ICCROM'S INVOLVEMENT IN RISK PREPAREDNESS
JUKKA JOKILEHTO
1 1. Creation of ICCROM as A Response to Postwar Conditions
The International Centre for the Study of the Preservation and Restoration of Cultural Property (ICCROM) was created by the United Nations Educational, Scientific, and Cultural Organization (UNESCO) in 1956 as an independent, international, intergovernmental organization, and was headquartered in Rome, Italy. The aim of the organization is to facilitate the setting up and improvement of conditions for the preservation of cultural property in its member states, currently 95 countries. The creation of ICCROM was very much a reflection of conditions in the aftermath of World War II, when destruction of cultural properties was fresh in memory.

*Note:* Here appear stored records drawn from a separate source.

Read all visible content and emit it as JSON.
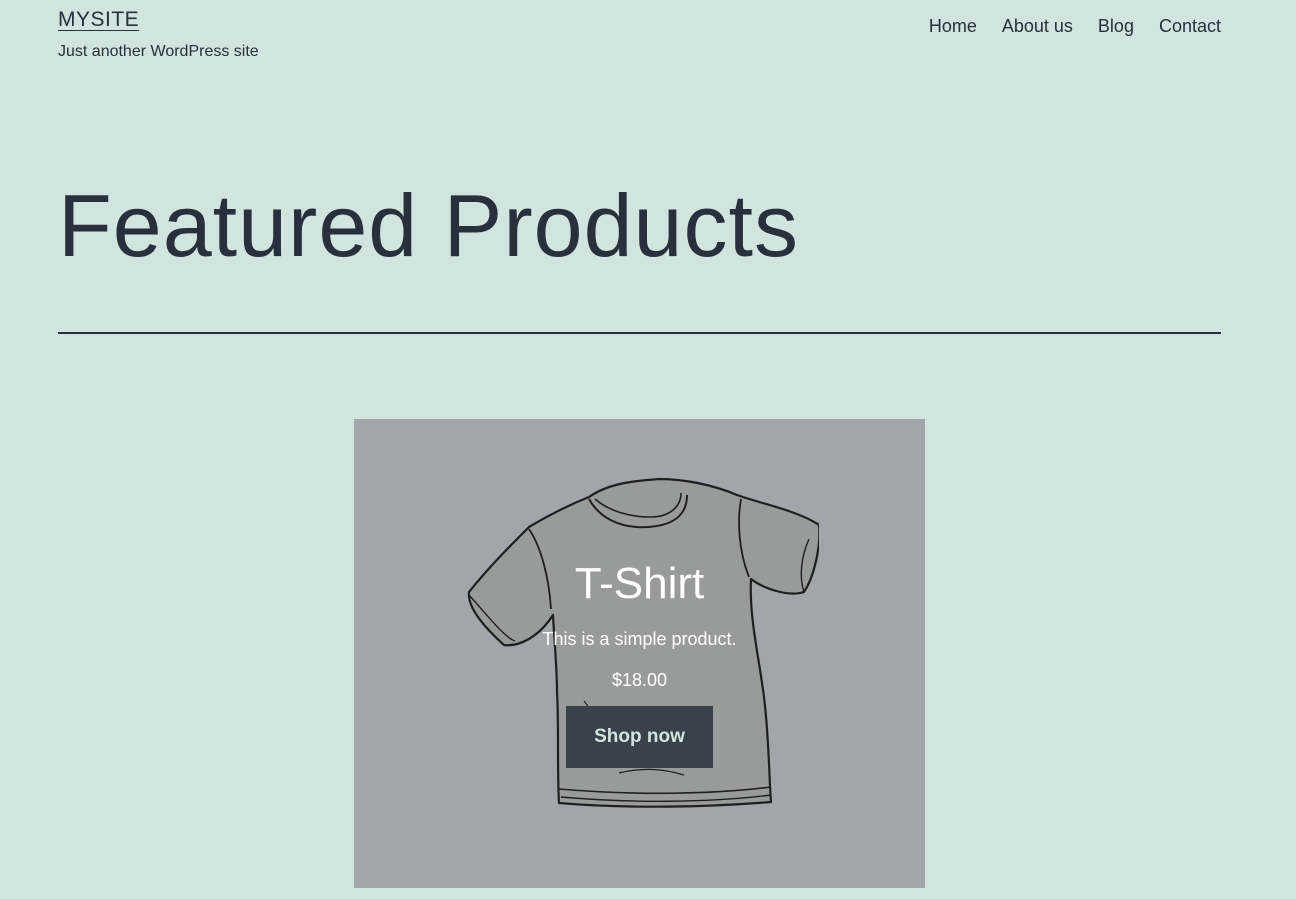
{
  "header": {
    "site_title": "MYSITE",
    "tagline": "Just another WordPress site"
  },
  "nav": {
    "items": [
      {
        "label": "Home"
      },
      {
        "label": "About us"
      },
      {
        "label": "Blog"
      },
      {
        "label": "Contact"
      }
    ]
  },
  "main": {
    "page_title": "Featured Products"
  },
  "product": {
    "name": "T-Shirt",
    "description": "This is a simple product.",
    "price": "$18.00",
    "button_label": "Shop now",
    "image_icon": "tshirt-illustration"
  },
  "colors": {
    "background": "#d1e4dd",
    "text": "#28303d",
    "cover_overlay": "#a2a6aa",
    "button_bg": "#39414d",
    "button_text": "#d1e4dd"
  }
}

Human memory is relatively short, especially concerning unpleasant events, and, after the first decade or so, the experience of the war's destruction began to fade. It was only in the 1980s, with a series of serious natural disasters in Montenegro, Italy, Guatemala, Japan, and the Middle East, that the museum community again gave attention to the question of disaster preparedness. It is in this context that Sir Bernard Feilden, then director of ICCROM, published his Between Two Earthquakes jointly with the Getty Conservation Institute to provide management guidelines for the mitigation of earthquake hazards. Another series of catastrophic events began in 1989 (the 200th anniversary of the French Revolution), when political and structural changes began to have an impact in Eastern Europe and subsequently in other parts of the world. In many countries, such changes resulted in armed conflicts and serious damage to cultural heritage that was regarded for its symbolic, national-political value. An important international response to risk preparedness in 1995 is the Blue Shield, which ICCROM, the International Council on Monuments and Sites (ICOMOS), and the International Council of Museums (ICOM) helped establish. Blue Shield intended to improve the implementation at the grassroots level of the objectives of the 1954 Hague Convention, organized by UNESCO for the protection of cultural property in the event of an armed conflict.